Tepat pada pukul 08.00-09.00 WIB, sesi perkenalan di antara kandidat Abang-Neng Jaga KMO33 itu berlangsung. Ya, dua jam, kami saling menyambung tanya jawab sekadar untuk menyebutkan nama, alamat, domisili, tokoh idola, nama pena, akun sosial media dan lain sebagainya. Sisanya, kami hahahihi mengumbar jenaka. Melukis senyum perkenalan di masing-masing wajah kami.
Setelah selesai hahahihi, saya kira hanya cukup ditutup dengan mengucapkan salam dan balik kanan jalan grak. Eh, bussset... ternyata, langsung ada tugas dadakan. Itu pun batas akhir pengerjaan tugasnya harus selesai jam 17.00 WIB, dan telah diunggah di akun Facebook KMO Club. Ah, weekend ini sempurna sudah dikejar deadline. Tapi tak apa, toh itu pun demi kebaikan diri saya. Kalau tidak ditekan, kapan lagi akan terbiasa dan bisa?
Nah, di bawah ini hasil tulisan kejar tayang saya yang amburadul. Selamat membaca dan semoga bermanfaat.
Hibriditas Pergerakan Nasionalisme Boedi Oetomo
Menyoal tentang Boedi Oetomo tentunya tidak akan pernah lepas dari sejarah hegemoni kolonialisme dan inferioritas pribumi yang sengaja dibentuk pada masa penjajahan Belanda. Satu masa sebelum masyarakat pribumi Hindia-Belanda memproklamirkan diri untuk merdeka dengan nama Negara Kesatuan Republik Indonesia.

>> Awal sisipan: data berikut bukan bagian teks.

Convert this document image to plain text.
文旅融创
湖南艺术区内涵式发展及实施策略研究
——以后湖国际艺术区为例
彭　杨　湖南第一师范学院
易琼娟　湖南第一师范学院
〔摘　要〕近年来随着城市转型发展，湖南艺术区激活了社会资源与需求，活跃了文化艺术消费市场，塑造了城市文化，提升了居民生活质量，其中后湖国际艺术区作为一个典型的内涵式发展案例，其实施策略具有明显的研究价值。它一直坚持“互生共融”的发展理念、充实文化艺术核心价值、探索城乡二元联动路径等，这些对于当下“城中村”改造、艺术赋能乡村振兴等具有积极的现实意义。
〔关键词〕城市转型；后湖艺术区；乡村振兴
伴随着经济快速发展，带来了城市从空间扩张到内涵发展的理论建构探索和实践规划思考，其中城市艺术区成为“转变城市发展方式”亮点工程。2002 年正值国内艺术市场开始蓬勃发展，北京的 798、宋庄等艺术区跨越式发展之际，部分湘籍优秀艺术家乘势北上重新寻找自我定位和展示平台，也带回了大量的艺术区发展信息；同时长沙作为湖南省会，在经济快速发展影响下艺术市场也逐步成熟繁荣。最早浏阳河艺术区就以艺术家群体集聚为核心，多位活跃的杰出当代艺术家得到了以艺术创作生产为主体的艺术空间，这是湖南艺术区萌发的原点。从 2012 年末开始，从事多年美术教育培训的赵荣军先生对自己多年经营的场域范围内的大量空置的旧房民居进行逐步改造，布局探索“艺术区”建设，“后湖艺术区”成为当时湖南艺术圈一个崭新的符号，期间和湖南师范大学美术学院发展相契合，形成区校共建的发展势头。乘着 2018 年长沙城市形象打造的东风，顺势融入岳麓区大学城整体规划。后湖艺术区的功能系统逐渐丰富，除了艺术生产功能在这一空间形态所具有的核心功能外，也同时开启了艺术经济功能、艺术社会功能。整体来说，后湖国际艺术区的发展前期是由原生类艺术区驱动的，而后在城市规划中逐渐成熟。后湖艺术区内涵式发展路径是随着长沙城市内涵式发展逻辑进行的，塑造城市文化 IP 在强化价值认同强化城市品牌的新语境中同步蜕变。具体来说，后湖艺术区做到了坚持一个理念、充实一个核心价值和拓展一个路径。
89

Sederhananya, kemunculan Boedi Oetomo menandakan perubahan pola pikir dan taktik perjuangan panjang yang telah lama digencarkan. Yakni perpindahan haluan perjuangan dari yang semata-mata mengandalkan kekuatan fisik yang bersifat sektoral dan ego kelompok parsial menjadi perjuangan yang bertumpu pada pemikiran- satu pandangan dalam hal; pentingnya kesatuan, adanya semangat nasionalisme dan kehendak untuk merdeka.
Lantas bagaimana Boedi Oetomo menarik simpati dan dukungan dari semua kalangan masyarakat Hindia-Belanda untuk mewujudkan cita-cita luhur tersebut? Hal itu akan terjawab tuntas tatkala kita mengulik dalam tentang sepak terjang Boedi Oetomo sebagaimana yang telah dituliskan tinta sejarah.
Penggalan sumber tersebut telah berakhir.